ICBINEG · 31/07/2013 10:59

I agree that 'choose' has the wrong connotations.....you 'make a decision in the best interests of your whole family'....

cory · 31/07/2013 11:46

That sounds like a perfect definition, ICBINEG. Grin

I'm always reminded of my poor mother, ordered bed rest with pre-eclampsia when expecting my little brother, husband and older son both struck down with flu and high temperatures, elderly parents too frail to be exposed to contagion, son needed constant nursing and I was not the kind of toddler you could safely leave unsupervised for 5 minutes... My mother is 81 but the memory is still fresh.

x2boys · 31/07/2013 11:56

I have found this thread in the main surprisingly non judgemental I read one thread a while ago about a women wanting advice on the best formula,s and others experience of it most people replys were I fed my babies, COW and GATE ,SMA APTIMIL . or whatever some nasty sanctimonious cow came on and said so you wont be breast feeding then bearing in mind the op had asked for advice on formula feeding breast feeding had not been mentioned OP replied that no she would nt as she had had radical surgery in both breasts rendering her unable to breast feed, whilst this thread is surprisingly non judgemental why cant some people accept that for whatever reason people choose to bottle feed and leave it that?

sandberry · 31/07/2013 12:07

I apologise too for upsetting you stiffy.
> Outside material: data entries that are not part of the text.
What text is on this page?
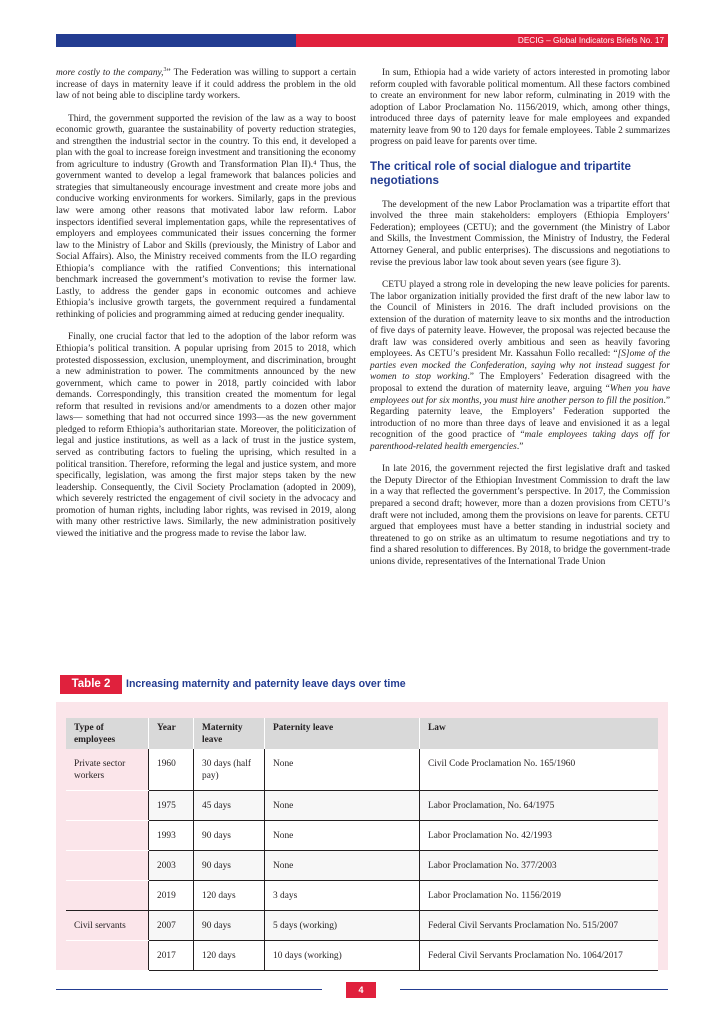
DECIG – Global Indicators Briefs No. 17

more costly to the company,$^3$” The Federation was willing to support a certain increase of days in maternity leave if it could address the problem in the old law of not being able to discipline tardy workers.

Third, the government supported the revision of the law as a way to boost economic growth, guarantee the sustainability of poverty reduction strategies, and strengthen the industrial sector in the country. To this end, it developed a plan with the goal to increase foreign investment and transitioning the economy from agriculture to industry (Growth and Transformation Plan II).⁴ Thus, the government wanted to develop a legal framework that balances policies and strategies that simultaneously encourage investment and create more jobs and conducive working environments for workers. Similarly, gaps in the previous law were among other reasons that motivated labor law reform. Labor inspectors identified several implementation gaps, while the representatives of employers and employees communicated their issues concerning the former law to the Ministry of Labor and Skills (previously, the Ministry of Labor and Social Affairs). Also, the Ministry received comments from the ILO regarding Ethiopia’s compliance with the ratified Conventions; this international benchmark increased the government’s motivation to revise the former law. Lastly, to address the gender gaps in economic outcomes and achieve Ethiopia’s inclusive growth targets, the government required a fundamental rethinking of policies and programming aimed at reducing gender inequality.

Finally, one crucial factor that led to the adoption of the labor reform was Ethiopia’s political transition. A popular uprising from 2015 to 2018, which protested dispossession, exclusion, unemployment, and discrimination, brought a new administration to power. The commitments announced by the new government, which came to power in 2018, partly coincided with labor demands. Correspondingly, this transition created the momentum for legal reform that resulted in revisions and/or amendments to a dozen other major laws— something that had not occurred since 1993—as the new government pledged to reform Ethiopia’s authoritarian state. Moreover, the politicization of legal and justice institutions, as well as a lack of trust in the justice system, served as contributing factors to fueling the uprising, which resulted in a political transition. Therefore, reforming the legal and justice system, and more specifically, legislation, was among the first major steps taken by the new leadership. Consequently, the Civil Society Proclamation (adopted in 2009), which severely restricted the engagement of civil society in the advocacy and promotion of human rights, including labor rights, was revised in 2019, along with many other restrictive laws. Similarly, the new administration positively viewed the initiative and the progress made to revise the labor law.

In sum, Ethiopia had a wide variety of actors interested in promoting labor reform coupled with favorable political momentum. All these factors combined to create an environment for new labor reform, culminating in 2019 with the adoption of Labor Proclamation No. 1156/2019, which, among other things, introduced three days of paternity leave for male employees and expanded maternity leave from 90 to 120 days for female employees. Table 2 summarizes progress on paid leave for parents over time.

The critical role of social dialogue and tripartite negotiations

The development of the new Labor Proclamation was a tripartite effort that involved the three main stakeholders: employers (Ethiopia Employers’ Federation); employees (CETU); and the government (the Ministry of Labor and Skills, the Investment Commission, the Ministry of Industry, the Federal Attorney General, and public enterprises). The discussions and negotiations to revise the previous labor law took about seven years (see figure 3).

CETU played a strong role in developing the new leave policies for parents. The labor organization initially provided the first draft of the new labor law to the Council of Ministers in 2016. The draft included provisions on the extension of the duration of maternity leave to six months and the introduction of five days of paternity leave. However, the proposal was rejected because the draft law was considered overly ambitious and seen as heavily favoring employees. As CETU’s president Mr. Kassahun Follo recalled: “[S]ome of the parties even mocked the Confederation, saying why not instead suggest for women to stop working.” The Employers’ Federation disagreed with the proposal to extend the duration of maternity leave, arguing “When you have employees out for six months, you must hire another person to fill the position.” Regarding paternity leave, the Employers’ Federation supported the introduction of no more than three days of leave and envisioned it as a legal recognition of the good practice of “male employees taking days off for parenthood-related health emergencies.”

In late 2016, the government rejected the first legislative draft and tasked the Deputy Director of the Ethiopian Investment Commission to draft the law in a way that reflected the government’s perspective. In 2017, the Commission prepared a second draft; however, more than a dozen provisions from CETU’s draft were not included, among them the provisions on leave for parents. CETU argued that employees must have a better standing in industrial society and threatened to go on strike as an ultimatum to resume negotiations and try to find a shared resolution to differences. By 2018, to bridge the government-trade unions divide, representatives of the International Trade Union

Table 2	Increasing maternity and paternity leave days over time
Type of employees	Year	Maternity leave	Paternity leave	Law
Private sector workers	1960	30 days (half pay)	None	Civil Code Proclamation No. 165/1960
	1975	45 days	None	Labor Proclamation, No. 64/1975
	1993	90 days	None	Labor Proclamation No. 42/1993
	2003	90 days	None	Labor Proclamation No. 377/2003
	2019	120 days	3 days	Labor Proclamation No. 1156/2019
Civil servants	2007	90 days	5 days (working)	Federal Civil Servants Proclamation No. 515/2007
	2017	120 days	10 days (working)	Federal Civil Servants Proclamation No. 1064/2017
4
It was definitely not my intention to imply that all breastfeeding problems are fixable. Which is why I mentioned sometimes success is not about exclusively nourishing a baby on breastmilk but achieving the best compromise.

I recently worked with a women with hypoplasia and who had had a poor experience last time and we managed to achieve this time a compromise solution of breastfeeding using an at breast supplementor which worked well for her but might not have worked for someone else in the same situation

Thank you to Tiktok for managing to articulate better what I meant, which was definitely not that mothers who choose to move to formula are 'not trying hard enough' but that there is absolutely nothing wrong with choosing to direct your energy elsewhere when a breastfeeding problem is going to require a lot of work to solve and equally there is nothing wrong with choosing to channel a lot of energy into that breastfeeding problem if that is what works for you.

Oh and you can definitely breastfeed with two inverted nipples for whoever asked but it can take some work at the beginning.

tiktok · 31/07/2013 12:09

x2boys, it is a myth that mumsnet is judgmental about feeding.....that does not mean you don't get occasional individuals making unwelcome and judgmental comments, but when they do, other contributors handle it just fine and it is quickly resolved.

storynanny · 31/07/2013 12:11

Pleased that things have moved on from giving birth in the 80's then as I repeated sought help for inverted nipples and breast feeding to no avail.
Fortunately all my children thrived on formula and have no allergies so alls well.

storynanny · 31/07/2013 12:13

Hope nobody in real life makes non breast feeding mums feel awkward these days though.

Wheresmycaffeinedrip · 31/07/2013 12:19

I agree 2boys i always think, no matter what method chosen, whether it be breast feeding advice requested or recommendations for bottles /formula etc, That anyone who posts asking for the advice clearly loves their baby and wants to do the best they can. What lucky babies they all are that so much thought has gone into what and how they are fed so that they can make it as easy on the baby as possible and know what to look out for if the breast feeding doesn't work or the formula doesn't agree. There are children out there with nothing in homes. The babies talked about on this forum really are lucky. Because agree or disagree with what's posted the parents care enough to ask for the advice and really want to do what's best for their family.